The important thing recognised in the CDDB fuzzy match is that there are
some relatively constant factors in the TOC for all the pressings of any
given album. The number of tracks will be identical (or we certainly do
have a different CD if not, regardless of whether the musical content is
the same). And the length of each track shouldn't vary much, nor should
the length of the CD as a whole.

So, it seems that the sensible way to go about fuzzy matching, is for
the client to offer the fuzzy match service a list of track offsets,
starting with the lead-out and then going through each track in order,
rather like the submission process. The server can then take all the CDs
which match +/- 100 frames for the lead-out, and find the closest
match using an algorithm like

for (close = 0, track= 1; track <= tracks; ++track) {
if (test_cd_offset[track] > client_cd_offset[track] )
close -= test_cd_offset[track] - client_cd_offset[track];
else
close += test_cd_offset[track] - client_cd_offset[track];
}

This gives a close value which gets more negative as track lengths
diverge from the client's TOC info.

This approach seems very likely to work, but its computationally very
expensive, and probably needs a lot of CPU and Memory in the server side
if we're going to handle 5--10 or even up to 100 simultaneous users of
the server. One possibility would be to do this only for submission, so
we eliminate dupes in the submission process...

----
The closest existing entry in CDindex was
Title: Under The Pink
Artist: Amos, Tori
Track1: blah
(...)

Is the CD you have identical to this one? [Click Here>>]
Otherwise follow the instructions below to submit your CD.

--

At submission time its worth having the fuzzy match, to reduce typos and goofs from the users. Every time a CD is found by the fuzzy match we've saved the user time, and we've improved the quality of CDindex.
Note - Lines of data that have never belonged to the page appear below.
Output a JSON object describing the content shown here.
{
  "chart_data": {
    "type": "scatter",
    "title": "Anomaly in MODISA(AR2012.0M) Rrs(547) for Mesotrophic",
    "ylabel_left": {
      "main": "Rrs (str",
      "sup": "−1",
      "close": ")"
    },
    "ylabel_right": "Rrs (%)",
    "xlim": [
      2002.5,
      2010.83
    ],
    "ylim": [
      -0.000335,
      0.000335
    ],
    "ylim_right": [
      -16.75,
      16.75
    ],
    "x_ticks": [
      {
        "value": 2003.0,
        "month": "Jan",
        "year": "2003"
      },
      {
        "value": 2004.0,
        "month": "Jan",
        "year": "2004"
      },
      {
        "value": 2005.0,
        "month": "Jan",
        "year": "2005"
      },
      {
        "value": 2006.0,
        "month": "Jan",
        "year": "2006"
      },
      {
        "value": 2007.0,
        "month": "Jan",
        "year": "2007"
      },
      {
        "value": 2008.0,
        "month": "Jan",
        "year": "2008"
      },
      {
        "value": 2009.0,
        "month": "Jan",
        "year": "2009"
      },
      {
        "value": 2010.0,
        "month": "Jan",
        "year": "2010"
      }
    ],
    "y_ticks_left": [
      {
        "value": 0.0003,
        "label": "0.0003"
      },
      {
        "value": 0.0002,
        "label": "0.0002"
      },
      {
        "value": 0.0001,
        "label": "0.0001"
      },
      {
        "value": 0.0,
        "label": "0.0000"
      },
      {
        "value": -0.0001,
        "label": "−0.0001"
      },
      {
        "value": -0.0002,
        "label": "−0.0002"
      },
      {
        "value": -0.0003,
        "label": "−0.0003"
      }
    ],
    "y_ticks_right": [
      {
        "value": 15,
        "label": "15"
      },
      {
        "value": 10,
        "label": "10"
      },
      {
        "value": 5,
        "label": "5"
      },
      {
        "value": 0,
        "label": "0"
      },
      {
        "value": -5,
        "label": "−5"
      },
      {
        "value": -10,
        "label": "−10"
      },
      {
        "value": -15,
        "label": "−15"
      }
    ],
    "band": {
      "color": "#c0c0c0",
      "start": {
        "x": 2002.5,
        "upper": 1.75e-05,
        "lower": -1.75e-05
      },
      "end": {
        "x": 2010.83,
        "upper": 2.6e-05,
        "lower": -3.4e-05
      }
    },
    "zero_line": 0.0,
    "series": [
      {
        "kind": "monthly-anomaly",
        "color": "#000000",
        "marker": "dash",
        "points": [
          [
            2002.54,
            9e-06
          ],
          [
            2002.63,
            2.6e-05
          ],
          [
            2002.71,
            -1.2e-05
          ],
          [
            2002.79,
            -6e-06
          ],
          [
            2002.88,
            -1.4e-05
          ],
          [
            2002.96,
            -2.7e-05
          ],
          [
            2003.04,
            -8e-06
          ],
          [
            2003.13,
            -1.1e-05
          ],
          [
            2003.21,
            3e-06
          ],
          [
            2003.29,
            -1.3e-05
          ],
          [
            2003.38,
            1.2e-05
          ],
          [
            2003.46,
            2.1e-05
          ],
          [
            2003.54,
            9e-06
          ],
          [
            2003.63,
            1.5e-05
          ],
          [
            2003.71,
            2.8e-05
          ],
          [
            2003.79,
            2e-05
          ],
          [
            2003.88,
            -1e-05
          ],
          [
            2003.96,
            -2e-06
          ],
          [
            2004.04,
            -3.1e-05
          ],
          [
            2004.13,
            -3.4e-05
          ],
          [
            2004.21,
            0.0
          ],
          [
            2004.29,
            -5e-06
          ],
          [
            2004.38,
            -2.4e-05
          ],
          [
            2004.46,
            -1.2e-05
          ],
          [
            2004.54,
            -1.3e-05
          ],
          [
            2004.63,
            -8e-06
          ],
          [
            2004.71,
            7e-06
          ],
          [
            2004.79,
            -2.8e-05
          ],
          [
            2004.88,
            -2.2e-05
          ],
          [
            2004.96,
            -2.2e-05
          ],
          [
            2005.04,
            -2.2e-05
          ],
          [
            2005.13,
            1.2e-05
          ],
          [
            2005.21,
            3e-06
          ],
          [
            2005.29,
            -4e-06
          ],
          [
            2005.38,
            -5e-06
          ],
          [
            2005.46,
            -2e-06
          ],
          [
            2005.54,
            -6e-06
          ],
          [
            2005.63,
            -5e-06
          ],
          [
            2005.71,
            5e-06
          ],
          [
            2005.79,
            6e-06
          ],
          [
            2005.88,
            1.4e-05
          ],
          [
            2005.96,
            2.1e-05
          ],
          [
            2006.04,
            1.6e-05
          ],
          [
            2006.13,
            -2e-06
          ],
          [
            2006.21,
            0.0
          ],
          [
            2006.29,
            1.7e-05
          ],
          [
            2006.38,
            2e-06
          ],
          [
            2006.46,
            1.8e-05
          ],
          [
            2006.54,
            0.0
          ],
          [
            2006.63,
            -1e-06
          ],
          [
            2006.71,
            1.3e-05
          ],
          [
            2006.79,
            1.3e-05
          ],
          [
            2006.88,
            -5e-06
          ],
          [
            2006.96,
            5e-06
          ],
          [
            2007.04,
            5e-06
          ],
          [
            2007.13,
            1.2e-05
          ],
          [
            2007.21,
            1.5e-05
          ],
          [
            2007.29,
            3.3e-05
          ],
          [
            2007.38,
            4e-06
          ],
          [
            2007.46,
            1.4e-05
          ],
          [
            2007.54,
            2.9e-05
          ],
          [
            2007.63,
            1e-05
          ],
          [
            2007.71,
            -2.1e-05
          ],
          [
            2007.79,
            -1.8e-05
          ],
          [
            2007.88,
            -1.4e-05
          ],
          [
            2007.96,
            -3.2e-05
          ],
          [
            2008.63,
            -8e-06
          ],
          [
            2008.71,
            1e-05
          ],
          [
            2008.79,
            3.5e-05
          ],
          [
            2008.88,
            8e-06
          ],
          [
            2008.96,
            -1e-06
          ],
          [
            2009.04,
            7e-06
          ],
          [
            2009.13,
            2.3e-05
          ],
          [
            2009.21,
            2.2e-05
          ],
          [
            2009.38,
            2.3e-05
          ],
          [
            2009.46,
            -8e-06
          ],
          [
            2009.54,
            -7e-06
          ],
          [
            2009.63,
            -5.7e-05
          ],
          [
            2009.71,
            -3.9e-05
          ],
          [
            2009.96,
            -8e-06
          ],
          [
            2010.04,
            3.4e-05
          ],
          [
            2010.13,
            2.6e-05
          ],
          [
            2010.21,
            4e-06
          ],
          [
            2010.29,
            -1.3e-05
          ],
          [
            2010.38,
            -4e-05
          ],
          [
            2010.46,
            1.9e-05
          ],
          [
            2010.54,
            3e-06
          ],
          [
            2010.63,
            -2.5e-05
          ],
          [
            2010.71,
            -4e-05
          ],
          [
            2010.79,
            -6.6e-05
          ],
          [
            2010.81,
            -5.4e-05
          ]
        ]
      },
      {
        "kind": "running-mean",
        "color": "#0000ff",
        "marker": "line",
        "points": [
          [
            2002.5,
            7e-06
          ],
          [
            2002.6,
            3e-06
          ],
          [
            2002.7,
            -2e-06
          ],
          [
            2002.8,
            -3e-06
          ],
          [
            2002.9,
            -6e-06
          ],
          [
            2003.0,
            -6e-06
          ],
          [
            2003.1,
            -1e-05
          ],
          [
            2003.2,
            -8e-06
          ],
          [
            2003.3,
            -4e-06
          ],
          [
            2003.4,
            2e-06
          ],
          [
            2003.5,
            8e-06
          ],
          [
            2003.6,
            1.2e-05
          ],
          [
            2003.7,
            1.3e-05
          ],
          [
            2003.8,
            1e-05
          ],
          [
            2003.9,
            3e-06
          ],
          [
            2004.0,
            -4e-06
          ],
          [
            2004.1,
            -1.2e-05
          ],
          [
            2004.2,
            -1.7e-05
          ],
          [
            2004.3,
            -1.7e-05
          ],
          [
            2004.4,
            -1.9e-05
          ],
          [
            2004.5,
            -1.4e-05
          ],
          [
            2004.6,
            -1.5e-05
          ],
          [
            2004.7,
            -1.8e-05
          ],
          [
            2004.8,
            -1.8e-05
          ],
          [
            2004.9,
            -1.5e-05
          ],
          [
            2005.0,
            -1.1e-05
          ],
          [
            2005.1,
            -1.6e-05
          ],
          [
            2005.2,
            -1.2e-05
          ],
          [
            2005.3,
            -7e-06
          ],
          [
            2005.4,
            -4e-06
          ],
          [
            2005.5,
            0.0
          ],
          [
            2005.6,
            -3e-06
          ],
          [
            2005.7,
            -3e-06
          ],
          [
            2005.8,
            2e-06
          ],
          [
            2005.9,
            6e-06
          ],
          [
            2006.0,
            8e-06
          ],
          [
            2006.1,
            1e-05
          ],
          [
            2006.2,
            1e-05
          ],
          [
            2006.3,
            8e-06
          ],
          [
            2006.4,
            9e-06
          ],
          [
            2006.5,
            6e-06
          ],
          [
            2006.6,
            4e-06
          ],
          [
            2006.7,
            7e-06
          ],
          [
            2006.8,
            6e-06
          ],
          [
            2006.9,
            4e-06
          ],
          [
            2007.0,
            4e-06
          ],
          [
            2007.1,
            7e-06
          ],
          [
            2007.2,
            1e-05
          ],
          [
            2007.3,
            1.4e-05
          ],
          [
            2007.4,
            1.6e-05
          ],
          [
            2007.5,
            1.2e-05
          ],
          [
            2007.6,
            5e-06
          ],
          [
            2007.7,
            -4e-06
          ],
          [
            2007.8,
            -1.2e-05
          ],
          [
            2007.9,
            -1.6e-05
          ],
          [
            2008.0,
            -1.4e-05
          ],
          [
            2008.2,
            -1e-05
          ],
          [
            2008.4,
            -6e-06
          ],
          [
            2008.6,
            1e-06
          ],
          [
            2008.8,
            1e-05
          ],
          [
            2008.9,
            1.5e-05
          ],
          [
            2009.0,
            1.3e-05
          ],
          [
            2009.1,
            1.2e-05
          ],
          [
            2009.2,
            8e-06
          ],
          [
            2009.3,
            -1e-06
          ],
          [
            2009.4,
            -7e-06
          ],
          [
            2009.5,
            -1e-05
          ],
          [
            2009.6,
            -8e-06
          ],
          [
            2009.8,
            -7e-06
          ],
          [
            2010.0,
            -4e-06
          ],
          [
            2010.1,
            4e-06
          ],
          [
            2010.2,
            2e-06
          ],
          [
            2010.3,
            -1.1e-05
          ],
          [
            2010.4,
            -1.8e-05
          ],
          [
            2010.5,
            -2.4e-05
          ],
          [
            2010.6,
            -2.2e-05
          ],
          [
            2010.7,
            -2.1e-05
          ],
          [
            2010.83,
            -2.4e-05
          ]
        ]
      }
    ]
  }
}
The next question is -- how many variants of a popular CD are out there? the CDDB data doesn't differentiate CDs with TOCs which vary only by a few frames, not whole seconds. So we can't judge easily from their records how many aliases CDindex can expect for a given album. My guess is we're looking at perhaps 10x as many aliases as exist in CDDB, due to the increased precision of the CDindex IDs, but it could be as much as 75x as many.

An alternative approach is to calculate a corresponding CDDB DISCID for every CDindex SHA1 hash in the database, this is possible because CDindex preserves the TOC information. This would allow us to try fuzzy matches by searching for the DISCID corresponding to the submission, and clients could fall back to the DISCID match if they were unable to get an exact match using the SHA1 hash. Of course, when using DISCID we sacrifice the extra accuracy of CDindex, and all the disadvantages of CDDB apply.

Nick.